Rookie shortstop Dee Gordon’s chances of staying with the Dodgers are looking pretty slim

By major league standards, Dee Gordon is a little small.

The Dodgers’ slender 23-year-old shortstop is of about average height at 5 feet 11, but sitting next to Aaron Miles in the locker room, Gordon’s arms look like twigs to Miles’ tree branches.

However, Gordon’s stature issues may cease to exist as of Sunday — not because he plans to add to his 150-pound frame, but because he may no longer be a major leaguer.

Before the Dodgers’ game Friday night against the Angels, Manager Don Mattingly said that Rafael Furcal is tentatively scheduled to come off the disabled list before Sunday’s game. That probably means Gordon is headed back to the minors.


“We’ll make that decision on Sunday,” Mattingly said about what Furcal’s return could mean for Gordon. “It is a decision we will make when we have to make it. [General Manager] Ned [Colletti] and I haven’t really even talked about it at this point.”

And Gordon isn’t talking about it either.

“That’s got nothing to do with me,” he said of Furcal’s reinstatement. “I’ve just got to play right now.”

When Gordon was called up June 6 to replace Furcal, he had no trouble living up to management’s lofty expectations. In his first game, the speedy shortstop went three for five, and he continued to hit, batting .302 over his first 10 games.


But after starting hot, Gordon has struggled. Hitting in the No. 9 spot Friday, Gordon singled to right in the second inning of the Dodgers’ 5-0 victory, but his one-for-five night brought his average up to only .138 in his last 10 games.

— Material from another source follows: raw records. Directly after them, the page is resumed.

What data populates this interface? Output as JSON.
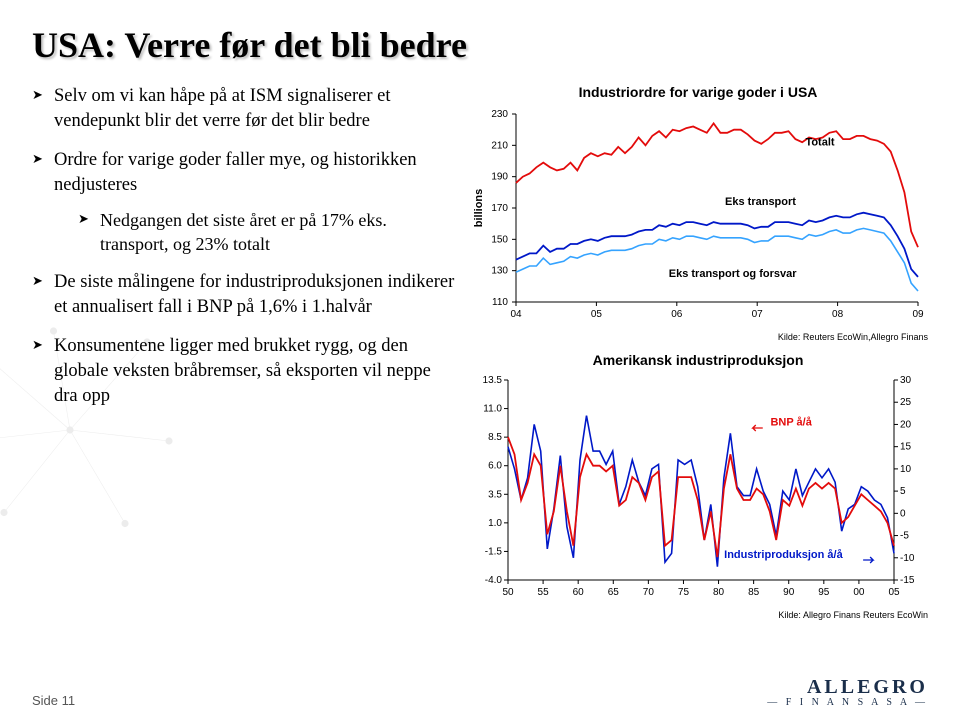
{
  "title": "USA: Verre før det bli bedre",
  "bullets": [
    "Selv om vi kan håpe på at ISM signaliserer et vendepunkt blir det verre før det blir bedre",
    "Ordre for varige goder faller mye, og historikken nedjusteres",
    "De siste målingene for industriproduksjonen indikerer et annualisert fall i BNP på 1,6% i 1.halvår",
    "Konsumentene ligger med brukket rygg, og den globale veksten bråbremser, så eksporten vil neppe dra opp"
  ],
  "sub_bullets": [
    "Nedgangen det siste året er på 17% eks. transport, og 23% totalt"
  ],
  "page_label": "Side 11",
  "logo_main": "ALLEGRO",
  "logo_sub": "— F I N A N S  A S A —",
  "chart1": {
    "title": "Industriordre for varige goder i USA",
    "ylabel": "billions",
    "ylim": [
      110,
      230
    ],
    "ytick_step": 20,
    "xticks": [
      "04",
      "05",
      "06",
      "07",
      "08",
      "09"
    ],
    "src": "Kilde: Reuters EcoWin,Allegro Finans",
    "labels": {
      "totalt": "Totalt",
      "eks_transport": "Eks transport",
      "eks_transport_forsvar": "Eks transport og forsvar"
    },
    "colors": {
      "blue": "#0018c8",
      "red": "#e30b0b",
      "ltblue": "#35a3ff"
    },
    "series": {
      "totalt": [
        186,
        190,
        192,
        196,
        199,
        196,
        194,
        195,
        199,
        194,
        202,
        205,
        203,
        205,
        204,
        209,
        205,
        209,
        215,
        210,
        216,
        219,
        215,
        220,
        219,
        221,
        222,
        220,
        218,
        224,
        218,
        218,
        220,
        220,
        217,
        213,
        211,
        214,
        218,
        218,
        219,
        214,
        212,
        215,
        214,
        215,
        218,
        219,
        214,
        214,
        216,
        216,
        214,
        213,
        211,
        206,
        194,
        180,
        155,
        145
      ],
      "eks_transport": [
        137,
        139,
        141,
        141,
        146,
        142,
        144,
        144,
        147,
        147,
        149,
        150,
        149,
        151,
        152,
        152,
        152,
        153,
        155,
        156,
        156,
        159,
        158,
        160,
        159,
        161,
        161,
        160,
        159,
        161,
        160,
        160,
        160,
        160,
        159,
        157,
        158,
        158,
        161,
        161,
        161,
        160,
        159,
        162,
        161,
        162,
        164,
        165,
        164,
        164,
        166,
        167,
        166,
        165,
        164,
        159,
        152,
        144,
        131,
        126
      ],
      "eks_transport_forsvar": [
        129,
        131,
        133,
        133,
        138,
        134,
        135,
        136,
        139,
        138,
        140,
        141,
        140,
        142,
        143,
        143,
        143,
        144,
        146,
        147,
        147,
        150,
        149,
        151,
        150,
        152,
        152,
        151,
        150,
        152,
        151,
        151,
        151,
        151,
        150,
        148,
        149,
        149,
        152,
        152,
        152,
        151,
        150,
        153,
        152,
        153,
        155,
        156,
        154,
        154,
        156,
        157,
        156,
        155,
        154,
        149,
        142,
        135,
        122,
        117
      ]
    }
  },
  "chart2": {
    "title": "Amerikansk industriproduksjon",
    "ylim_left": [
      -4.0,
      13.5
    ],
    "yticks_left": [
      -4.0,
      -1.5,
      1.0,
      3.5,
      6.0,
      8.5,
      11.0,
      13.5
    ],
    "ylim_right": [
      -15,
      30
    ],
    "yticks_right": [
      -15,
      -10,
      -5,
      0,
      5,
      10,
      15,
      20,
      25,
      30
    ],
    "xticks": [
      "50",
      "55",
      "60",
      "65",
      "70",
      "75",
      "80",
      "85",
      "90",
      "95",
      "00",
      "05"
    ],
    "src": "Kilde: Allegro Finans Reuters EcoWin",
    "labels": {
      "bnp": "BNP å/å",
      "ind": "Industriproduksjon å/å"
    },
    "colors": {
      "blue": "#0018c8",
      "red": "#e30b0b"
    },
    "series": {
      "bnp_arrows": {
        "left": true
      },
      "ind_arrows": {
        "right": true
      },
      "bnp": [
        8.5,
        7,
        3,
        4.5,
        7,
        6,
        0,
        2,
        6,
        2,
        -1,
        5,
        7,
        6,
        6,
        5.5,
        6,
        2.5,
        3,
        5,
        4.5,
        3,
        5,
        5.5,
        -1,
        -0.5,
        5,
        5,
        5,
        3,
        -0.5,
        2,
        -2,
        4,
        7,
        4,
        3,
        3,
        4,
        3.5,
        2,
        -0.5,
        3,
        2.5,
        4,
        2.5,
        4,
        4.5,
        4,
        4.5,
        4,
        1,
        1.5,
        2.5,
        3.5,
        3,
        2.5,
        2,
        1,
        -1
      ],
      "ind": [
        15,
        10,
        3,
        8,
        20,
        14,
        -8,
        1,
        13,
        -3,
        -10,
        12,
        22,
        14,
        14,
        11,
        14,
        2,
        6,
        12,
        7,
        4,
        10,
        11,
        -11,
        -9,
        12,
        11,
        12,
        6,
        -6,
        2,
        -12,
        8,
        18,
        6,
        4,
        4,
        10,
        5,
        2,
        -5,
        5,
        3,
        10,
        4,
        7,
        10,
        8,
        10,
        7,
        -4,
        1,
        2,
        6,
        5,
        3,
        2,
        -1,
        -9
      ]
    }
  }
}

“Growing pains are natural for everybody, no matter how many years you have,” veteran utility infielder Jamey Carroll said. “You’re going to have ups and downs and you’ve got to make adjustments regardless of how many at-bats you have in the big leagues. It’s about how you handle it, and it seems like he’s been doing a pretty good job.”

Gordon walks and talks like a veteran, though he’s been a Dodger for less than a month. He seems to have a sense of perspective about his slump.

“It’s 20 games,” he said. “I’m trying to play for 20 years. You’re going to go up and down.”

Mattingly said he hasn’t lost faith in Gordon.

“Dee’s OK,” the manager said. “I thought he swung the bat pretty good in Minnesota [earlier this week]. He just went through a stretch where they pitched him a certain way.”

Gordon’s flashes of brilliance had caused Mattingly to consider moving Furcal to second base to keep the rookie at shortstop. But Mattingly said Friday that the idea has been shelved “for now.”

If the Dodgers go with Furcal over Gordon, the team will lose one of its fastest players. Gordon’s speed has served as a useful weapon for an offense that generally lacks them.


Friday night, for example, Gordon generated the Dodgers’ fifth run essentially on his own. He reached on a fielder’s choice, stole second, took third on a pickoff attempt at first, and finally stole home while Tony Gwynn Jr. was caught in a rundown. It was the first steal of home by a Dodger since 2004.

“He’s a fun kid to play with, really upbeat, has a lot of talent, so he’s exciting to watch play,” Carroll said.

Said Gordon: “Everything’s been great. I’ve got great teammates. I’m in a great organization. You can’t have anything better.”